The company is in talks with the EU, Ruud Dobber, executive vice president of the BioPharmaceuticals business, said in a briefing.
“We’re hopeful in the next few weeks we will have a settlement,” he said, without giving further details.
An EU Commission spokesman told a news conference on Thursday that he had no comment on AstraZeneca’s hopes for a settlement in the legal dispute. He said that legal proceedings continue.
Earlier this year Brussels filed two legal challenges against AstraZeneca centred on the shortfall in vaccine deliveries to the 27-nation bloc this year.
The drugmaker had committed to do its best to deliver 300 million doses by the end of June, but production delays led it to revise this to 100 million vaccines.

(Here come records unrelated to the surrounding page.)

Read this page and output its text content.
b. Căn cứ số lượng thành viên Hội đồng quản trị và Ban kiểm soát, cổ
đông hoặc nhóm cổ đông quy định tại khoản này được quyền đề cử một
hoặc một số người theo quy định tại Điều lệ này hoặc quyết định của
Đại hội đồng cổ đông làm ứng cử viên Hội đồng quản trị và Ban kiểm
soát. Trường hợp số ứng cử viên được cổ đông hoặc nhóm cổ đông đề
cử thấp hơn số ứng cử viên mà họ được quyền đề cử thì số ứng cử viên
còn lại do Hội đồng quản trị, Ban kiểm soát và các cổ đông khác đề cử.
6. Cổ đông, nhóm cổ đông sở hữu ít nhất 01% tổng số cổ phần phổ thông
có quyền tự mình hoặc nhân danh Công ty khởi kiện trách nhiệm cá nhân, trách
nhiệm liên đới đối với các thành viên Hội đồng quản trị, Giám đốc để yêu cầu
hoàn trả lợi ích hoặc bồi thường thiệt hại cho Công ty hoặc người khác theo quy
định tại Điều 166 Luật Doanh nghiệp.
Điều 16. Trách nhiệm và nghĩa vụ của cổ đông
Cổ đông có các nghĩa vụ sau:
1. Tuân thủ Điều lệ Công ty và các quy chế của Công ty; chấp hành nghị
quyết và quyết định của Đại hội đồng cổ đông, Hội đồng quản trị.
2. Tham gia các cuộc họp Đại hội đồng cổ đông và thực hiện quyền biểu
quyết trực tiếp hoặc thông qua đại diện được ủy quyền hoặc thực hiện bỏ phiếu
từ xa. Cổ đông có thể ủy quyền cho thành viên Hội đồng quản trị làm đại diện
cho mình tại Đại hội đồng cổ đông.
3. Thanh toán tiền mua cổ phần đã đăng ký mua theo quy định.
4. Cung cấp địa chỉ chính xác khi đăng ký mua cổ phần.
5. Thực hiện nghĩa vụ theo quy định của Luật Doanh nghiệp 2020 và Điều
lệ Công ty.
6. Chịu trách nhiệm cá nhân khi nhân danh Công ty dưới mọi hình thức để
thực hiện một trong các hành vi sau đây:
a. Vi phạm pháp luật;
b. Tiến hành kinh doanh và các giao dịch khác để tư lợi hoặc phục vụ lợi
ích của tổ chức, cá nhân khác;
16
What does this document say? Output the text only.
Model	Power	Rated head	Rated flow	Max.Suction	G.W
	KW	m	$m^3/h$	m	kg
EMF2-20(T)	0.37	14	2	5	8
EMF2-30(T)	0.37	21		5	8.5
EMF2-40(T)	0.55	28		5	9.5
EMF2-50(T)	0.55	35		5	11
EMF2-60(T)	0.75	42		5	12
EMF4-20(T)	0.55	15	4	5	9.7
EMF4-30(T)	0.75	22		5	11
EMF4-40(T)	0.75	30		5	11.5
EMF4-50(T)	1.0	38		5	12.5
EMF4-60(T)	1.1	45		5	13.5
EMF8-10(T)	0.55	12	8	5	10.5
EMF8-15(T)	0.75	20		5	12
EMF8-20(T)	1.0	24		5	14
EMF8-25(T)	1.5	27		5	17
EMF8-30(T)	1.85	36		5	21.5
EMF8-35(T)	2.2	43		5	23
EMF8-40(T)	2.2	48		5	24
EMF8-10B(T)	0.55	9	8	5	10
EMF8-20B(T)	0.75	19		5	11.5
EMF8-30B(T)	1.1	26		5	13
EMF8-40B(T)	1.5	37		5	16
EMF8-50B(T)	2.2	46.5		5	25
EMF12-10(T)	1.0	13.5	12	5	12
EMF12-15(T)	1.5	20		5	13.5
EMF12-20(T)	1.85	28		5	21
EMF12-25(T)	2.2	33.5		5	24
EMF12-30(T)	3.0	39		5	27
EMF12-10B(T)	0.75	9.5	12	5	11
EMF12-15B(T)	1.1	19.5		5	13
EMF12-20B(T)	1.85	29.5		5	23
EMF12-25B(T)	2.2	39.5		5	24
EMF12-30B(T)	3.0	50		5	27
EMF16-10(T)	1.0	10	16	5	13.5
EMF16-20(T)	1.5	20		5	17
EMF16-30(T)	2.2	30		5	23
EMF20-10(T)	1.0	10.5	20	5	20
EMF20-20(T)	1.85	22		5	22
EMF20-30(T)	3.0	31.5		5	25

Last month an EU court ruled that AstraZeneca had not met its obligation to make a best reasonable effort to deliver the shots and ordered it to deliver 80 million doses by the end of September. The company said it exceeded the target set by the court by end-June. The court dismissed the other claims.
A second proceeding seeks interim relief, documents, and damages. A hearing for this matter is due in September.
Brussels has largely cut ties with AstraZeneca, choosing not to buy any more of its vaccines for now.